Cikasur kini merupakan salah satu pos pendakian menuju Gunung Argopuro, yang memiliki puncak tertinggi dataran Hyang (3.088 meter di atas permukaan laut). Perjalanan dimulai melalui jalur Desa Baderan, Kecamatan Sumber Malang, Kabupaten Situbondo. Wilayah dataran tinggi Hyang terletak di empat kabupaten di Provinsi Jawa Timur, yakni Situbondo, Jember, Bondowoso, dan Probolinggo.

Sabli (20), mahasiswa asal Malang, salah satu pengunjung Cikasur, berkata, ”Saat melihat burung merak di pagi hari, indah sekali.
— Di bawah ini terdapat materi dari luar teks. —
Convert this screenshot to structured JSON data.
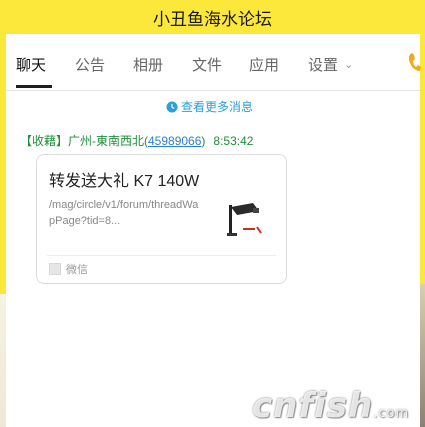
{
  "window": {
    "title": "小丑鱼海水论坛"
  },
  "tabs": [
    {
      "label": "聊天",
      "active": true
    },
    {
      "label": "公告"
    },
    {
      "label": "相册"
    },
    {
      "label": "文件"
    },
    {
      "label": "应用"
    },
    {
      "label": "设置"
    }
  ],
  "chat": {
    "more_link": "查看更多消息",
    "message": {
      "sender_prefix": "【收藉】广州-東南西北(",
      "qq": "45989066",
      "sender_suffix": ")",
      "time": "8:53:42",
      "card": {
        "title": "转发送大礼 K7 140W",
        "url": "/mag/circle/v1/forum/threadWapPage?tid=8...",
        "app": "微信",
        "thumbnail_icon": "product-thumbnail-icon"
      }
    }
  },
  "watermark": {
    "text": "cnfish",
    "suffix": ".com"
  },
  "colors": {
    "title_bar": "#fce83a",
    "link_blue": "#2a9fd8",
    "sender_green": "#1f8f3a",
    "phone_icon": "#f2a81d"
  }
}
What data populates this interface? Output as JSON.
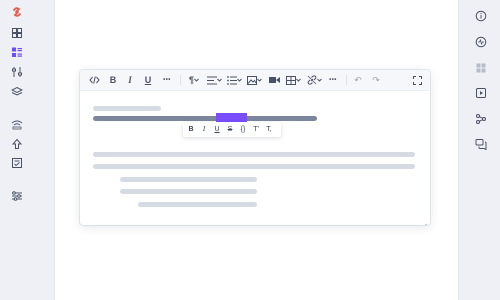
{
  "left_sidebar": {
    "icons": [
      "logo-icon",
      "dashboard-icon",
      "blocks-icon",
      "sliders-icon",
      "layers-icon",
      "wifi-icon",
      "upload-icon",
      "checklist-icon",
      "settings-sliders-icon"
    ]
  },
  "right_sidebar": {
    "icons": [
      "info-icon",
      "activity-icon",
      "grid-icon",
      "video-icon",
      "share-icon",
      "chat-icon"
    ]
  },
  "editor": {
    "toolbar": [
      {
        "name": "code-icon"
      },
      {
        "name": "bold-button",
        "label": "B"
      },
      {
        "name": "italic-button",
        "label": "I"
      },
      {
        "name": "underline-button",
        "label": "U"
      },
      {
        "name": "more-icon",
        "label": "•••"
      },
      {
        "name": "paragraph-button",
        "label": "¶"
      },
      {
        "name": "align-icon"
      },
      {
        "name": "list-icon"
      },
      {
        "name": "image-icon"
      },
      {
        "name": "video-icon"
      },
      {
        "name": "table-icon"
      },
      {
        "name": "link-icon"
      },
      {
        "name": "more-icon-2",
        "label": "•••"
      },
      {
        "name": "undo-icon",
        "label": "↶"
      },
      {
        "name": "redo-icon",
        "label": "↷"
      },
      {
        "name": "fullscreen-icon"
      }
    ],
    "bubble_menu": [
      "B",
      "I",
      "U",
      "S",
      "{}",
      "T'",
      "T,"
    ],
    "accent_color": "#7a4dff"
  }
}
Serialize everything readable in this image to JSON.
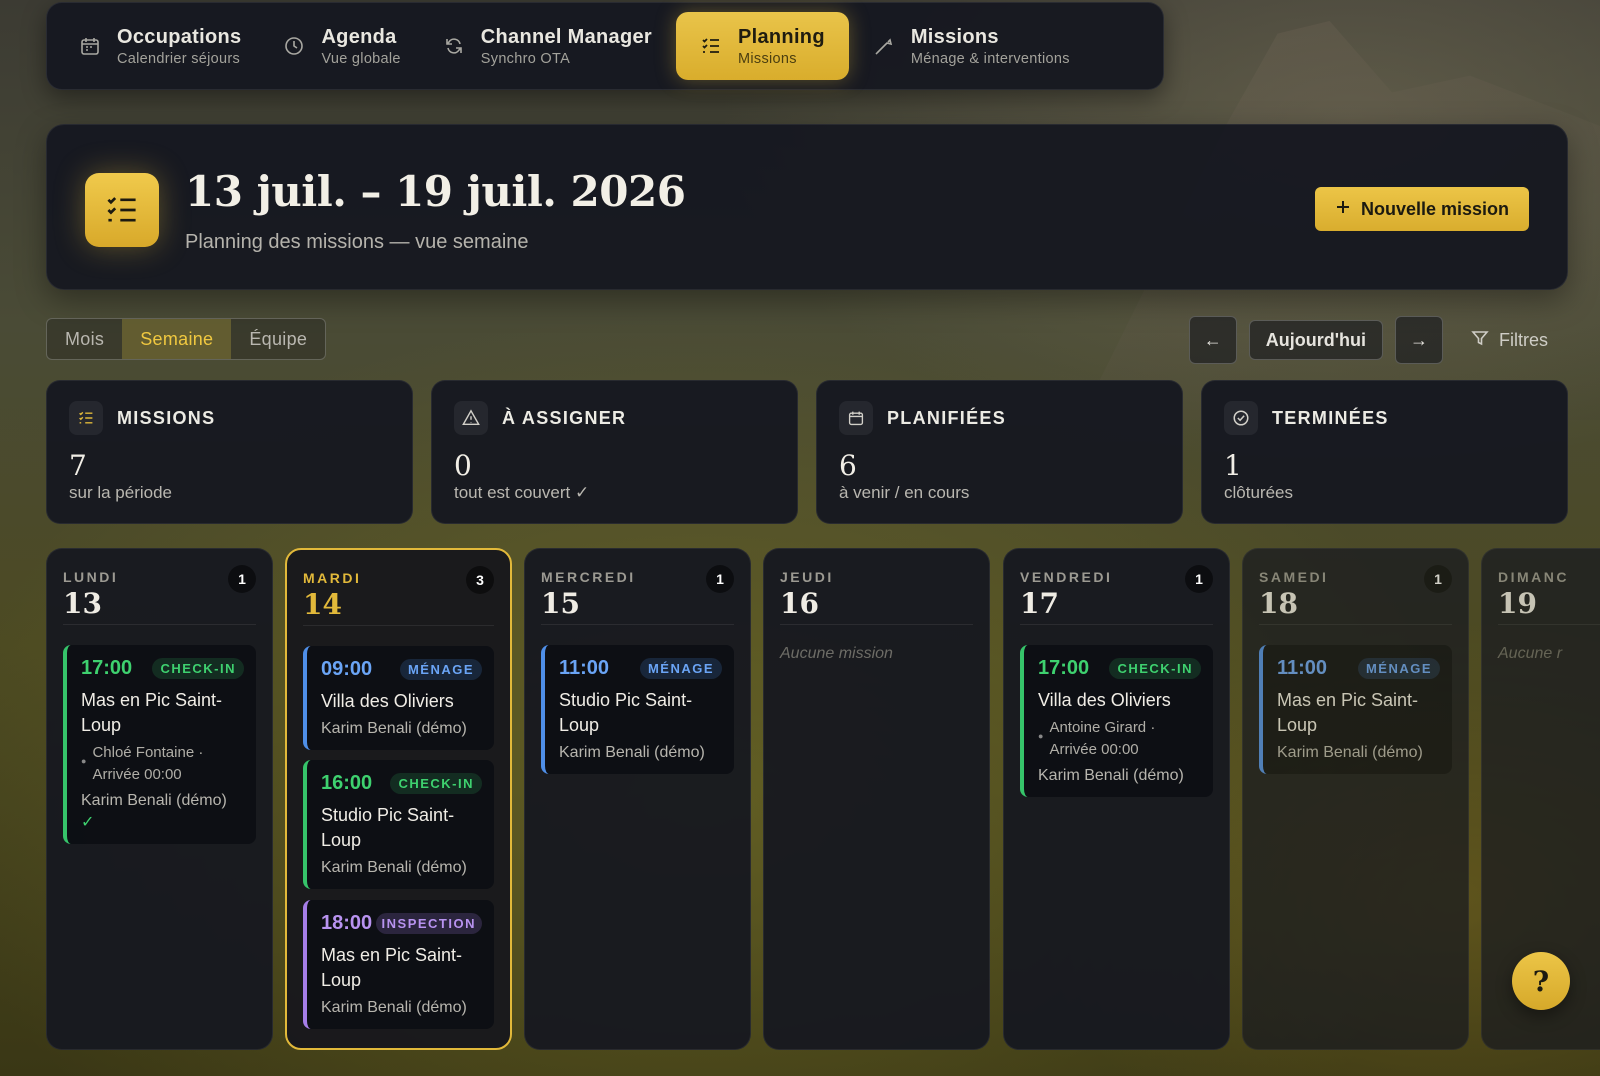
{
  "nav": {
    "items": [
      {
        "title": "Occupations",
        "subtitle": "Calendrier séjours",
        "icon": "calendar-icon"
      },
      {
        "title": "Agenda",
        "subtitle": "Vue globale",
        "icon": "clock-icon"
      },
      {
        "title": "Channel Manager",
        "subtitle": "Synchro OTA",
        "icon": "sync-icon"
      },
      {
        "title": "Planning",
        "subtitle": "Missions",
        "icon": "checklist-icon",
        "active": true
      },
      {
        "title": "Missions",
        "subtitle": "Ménage & interventions",
        "icon": "tool-icon"
      }
    ]
  },
  "hero": {
    "title": "13 juil. – 19 juil. 2026",
    "subtitle": "Planning des missions — vue semaine",
    "new_button": "Nouvelle mission"
  },
  "views": {
    "items": [
      "Mois",
      "Semaine",
      "Équipe"
    ],
    "active": "Semaine"
  },
  "toolbar": {
    "prev": "←",
    "today": "Aujourd'hui",
    "next": "→",
    "filters": "Filtres"
  },
  "stats": [
    {
      "label": "MISSIONS",
      "value": "7",
      "sub": "sur la période",
      "icon": "checklist-icon"
    },
    {
      "label": "À ASSIGNER",
      "value": "0",
      "sub": "tout est couvert ✓",
      "icon": "warning-icon"
    },
    {
      "label": "PLANIFIÉES",
      "value": "6",
      "sub": "à venir / en cours",
      "icon": "calendar-icon"
    },
    {
      "label": "TERMINÉES",
      "value": "1",
      "sub": "clôturées",
      "icon": "check-circle-icon"
    }
  ],
  "days": [
    {
      "name": "LUNDI",
      "num": "13",
      "count": "1",
      "missions": [
        {
          "time": "17:00",
          "type": "CHECK-IN",
          "title": "Mas en Pic Saint-Loup",
          "guest": "Chloé Fontaine · Arrivée 00:00",
          "staff": "Karim Benali (démo)",
          "check": "✓"
        }
      ]
    },
    {
      "name": "MARDI",
      "num": "14",
      "count": "3",
      "missions": [
        {
          "time": "09:00",
          "type": "MÉNAGE",
          "title": "Villa des Oliviers",
          "staff": "Karim Benali (démo)"
        },
        {
          "time": "16:00",
          "type": "CHECK-IN",
          "title": "Studio Pic Saint-Loup",
          "staff": "Karim Benali (démo)"
        },
        {
          "time": "18:00",
          "type": "INSPECTION",
          "title": "Mas en Pic Saint-Loup",
          "staff": "Karim Benali (démo)"
        }
      ]
    },
    {
      "name": "MERCREDI",
      "num": "15",
      "count": "1",
      "missions": [
        {
          "time": "11:00",
          "type": "MÉNAGE",
          "title": "Studio Pic Saint-Loup",
          "staff": "Karim Benali (démo)"
        }
      ]
    },
    {
      "name": "JEUDI",
      "num": "16",
      "empty": "Aucune mission"
    },
    {
      "name": "VENDREDI",
      "num": "17",
      "count": "1",
      "missions": [
        {
          "time": "17:00",
          "type": "CHECK-IN",
          "title": "Villa des Oliviers",
          "guest": "Antoine Girard · Arrivée 00:00",
          "staff": "Karim Benali (démo)"
        }
      ]
    },
    {
      "name": "SAMEDI",
      "num": "18",
      "count": "1",
      "missions": [
        {
          "time": "11:00",
          "type": "MÉNAGE",
          "title": "Mas en Pic Saint-Loup",
          "staff": "Karim Benali (démo)"
        }
      ]
    },
    {
      "name": "DIMANC",
      "num": "19",
      "empty": "Aucune r"
    }
  ],
  "help": "?",
  "colors": {
    "accent": "#e2b93a",
    "checkin": "#3ed16f",
    "menage": "#6aa4f5",
    "inspection": "#b893f0"
  }
}
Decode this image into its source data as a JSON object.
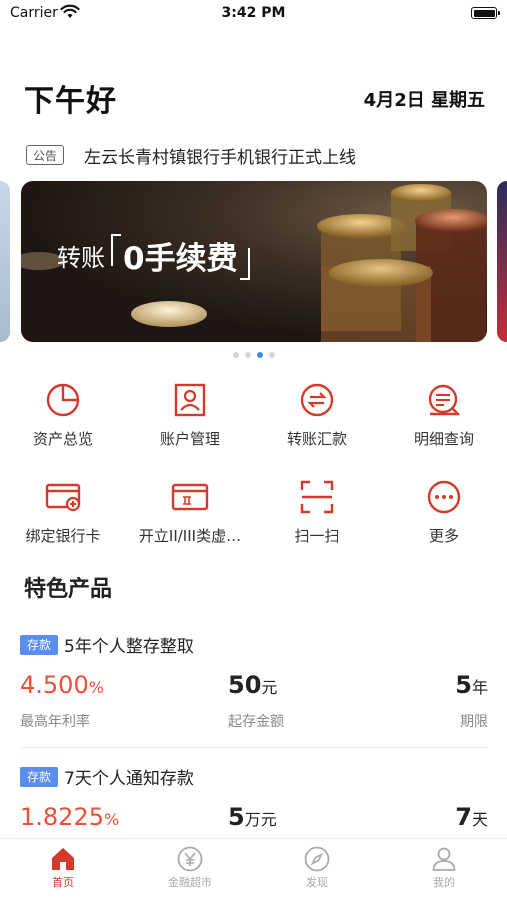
{
  "status_bar": {
    "carrier": "Carrier",
    "time": "3:42 PM"
  },
  "header": {
    "greeting": "下午好",
    "date": "4月2日 星期五"
  },
  "notice": {
    "tag": "公告",
    "text": "左云长青村镇银行手机银行正式上线"
  },
  "banner": {
    "prefix": "转账",
    "highlight": "0手续费",
    "page_count": 4,
    "active_page": 3
  },
  "quick_actions": [
    {
      "label": "资产总览",
      "icon": "pie-chart-icon"
    },
    {
      "label": "账户管理",
      "icon": "account-card-icon"
    },
    {
      "label": "转账汇款",
      "icon": "transfer-icon"
    },
    {
      "label": "明细查询",
      "icon": "detail-search-icon"
    },
    {
      "label": "绑定银行卡",
      "icon": "bind-card-icon"
    },
    {
      "label": "开立II/III类虚…",
      "icon": "virtual-card-icon"
    },
    {
      "label": "扫一扫",
      "icon": "scan-icon"
    },
    {
      "label": "更多",
      "icon": "more-icon"
    }
  ],
  "featured": {
    "title": "特色产品",
    "products": [
      {
        "tag": "存款",
        "name": "5年个人整存整取",
        "rate": "4.500",
        "rate_unit": "%",
        "rate_label": "最高年利率",
        "amount": "50",
        "amount_unit": "元",
        "amount_label": "起存金额",
        "term": "5",
        "term_unit": "年",
        "term_label": "期限"
      },
      {
        "tag": "存款",
        "name": "7天个人通知存款",
        "rate": "1.8225",
        "rate_unit": "%",
        "amount": "5",
        "amount_unit": "万元",
        "term": "7",
        "term_unit": "天"
      }
    ]
  },
  "tabbar": [
    {
      "label": "首页",
      "icon": "home-icon",
      "active": true
    },
    {
      "label": "金融超市",
      "icon": "yen-icon",
      "active": false
    },
    {
      "label": "发现",
      "icon": "compass-icon",
      "active": false
    },
    {
      "label": "我的",
      "icon": "user-icon",
      "active": false
    }
  ],
  "colors": {
    "accent": "#d33a2c",
    "rate": "#e8503a",
    "tag": "#5b8def",
    "dot_active": "#3a8ee6"
  }
}
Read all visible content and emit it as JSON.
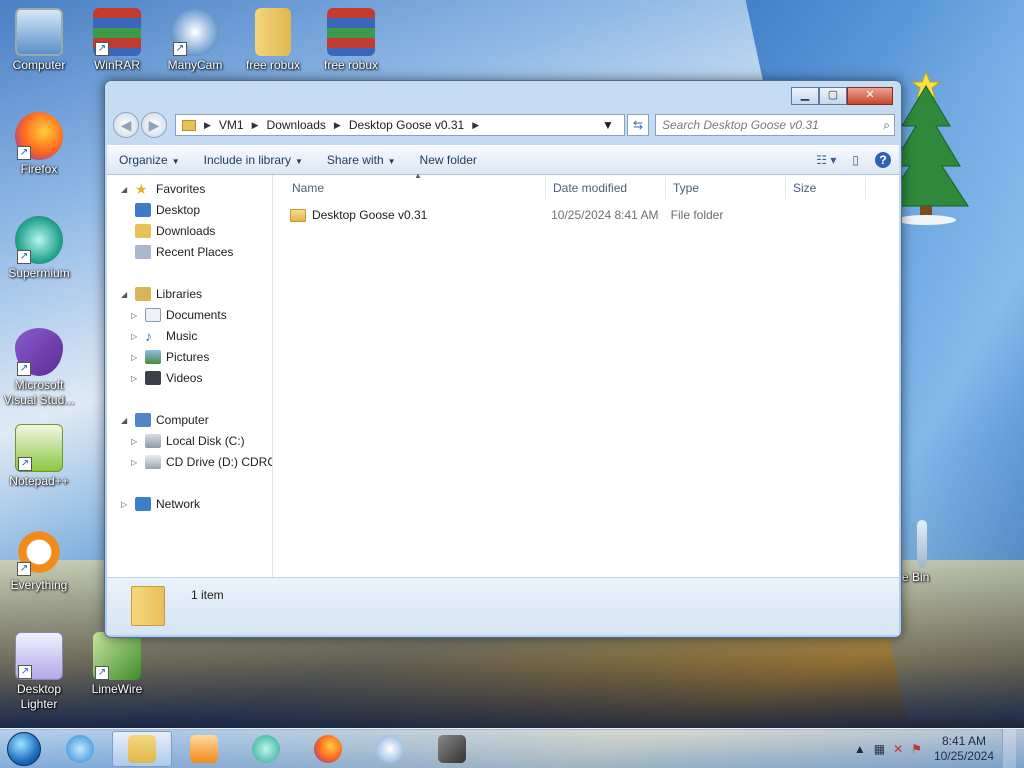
{
  "desktop": {
    "icons": [
      {
        "label": "Computer",
        "line2": ""
      },
      {
        "label": "WinRAR",
        "line2": ""
      },
      {
        "label": "ManyCam",
        "line2": ""
      },
      {
        "label": "free robux",
        "line2": ""
      },
      {
        "label": "free robux",
        "line2": ""
      },
      {
        "label": "Firefox",
        "line2": ""
      },
      {
        "label": "Supermium",
        "line2": ""
      },
      {
        "label": "Microsoft",
        "line2": "Visual Stud..."
      },
      {
        "label": "Notepad++",
        "line2": ""
      },
      {
        "label": "Everything",
        "line2": ""
      },
      {
        "label": "Desktop",
        "line2": "Lighter"
      },
      {
        "label": "LimeWire",
        "line2": ""
      }
    ],
    "partial_labels": {
      "recycle": "e Bin"
    }
  },
  "window": {
    "address": {
      "crumbs": [
        "VM1",
        "Downloads",
        "Desktop Goose v0.31"
      ]
    },
    "search": {
      "placeholder": "Search Desktop Goose v0.31"
    },
    "toolbar": {
      "organize": "Organize",
      "include": "Include in library",
      "share": "Share with",
      "new_folder": "New folder"
    },
    "nav": {
      "favorites": "Favorites",
      "desktop": "Desktop",
      "downloads": "Downloads",
      "recent": "Recent Places",
      "libraries": "Libraries",
      "documents": "Documents",
      "music": "Music",
      "pictures": "Pictures",
      "videos": "Videos",
      "computer": "Computer",
      "local_disk": "Local Disk (C:)",
      "cd_drive": "CD Drive (D:) CDROM",
      "network": "Network"
    },
    "columns": {
      "name": "Name",
      "date": "Date modified",
      "type": "Type",
      "size": "Size"
    },
    "files": [
      {
        "name": "Desktop Goose v0.31",
        "date": "10/25/2024 8:41 AM",
        "type": "File folder",
        "size": ""
      }
    ],
    "status": {
      "count": "1 item"
    }
  },
  "taskbar": {
    "clock_time": "8:41 AM",
    "clock_date": "10/25/2024"
  },
  "colors": {
    "accent": "#1d6fc1",
    "folder": "#e8c05a"
  }
}
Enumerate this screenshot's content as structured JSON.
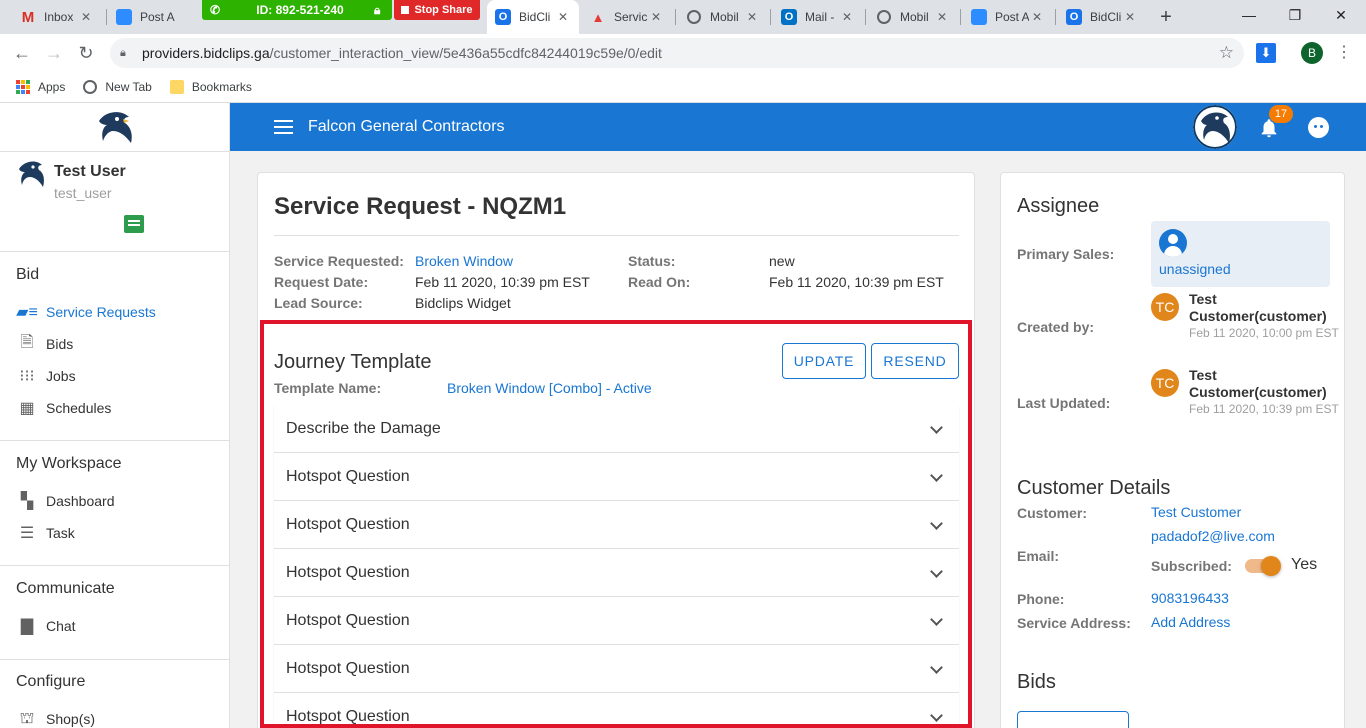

Perjalanan panjang kami menuju Argopuro terbayar dengan indahnya Cikasur.” Hewan liar seperti merak, kijang, rusa, babi hutan, monyet, dan macan kumbang memang masih banyak meski mereka jarang tampak jika pengunjung sedang ramai. Hewan-hewan itu umumnya muncul pada malam hari untuk minum air dari Sungai Qolbu yang mengalir melintang di pinggir Cikasur.

Peninggalan Hindu Buddha

Menurut sejarawan dari Universitas Negeri Malang, Dwi Cahyono, pada awal abad IX seorang peneliti Inggris, HG Quaritch Wales, mengadakan penelitian tentang pemujaan terhadap dewa-dewa di tanah Jawa dan mengumpulkannya di dalam sebuah buku yang berjudul Mountain of God.

”Tempat pemujaan biasanya berada di puncak-puncak gunung. Atau jika tempat ibadahnya terdapat di lereng, arah orientasi ibadahnya ke arah puncak gunung,” kata Dwi saat ditemui di Malang pada Agustus lalu.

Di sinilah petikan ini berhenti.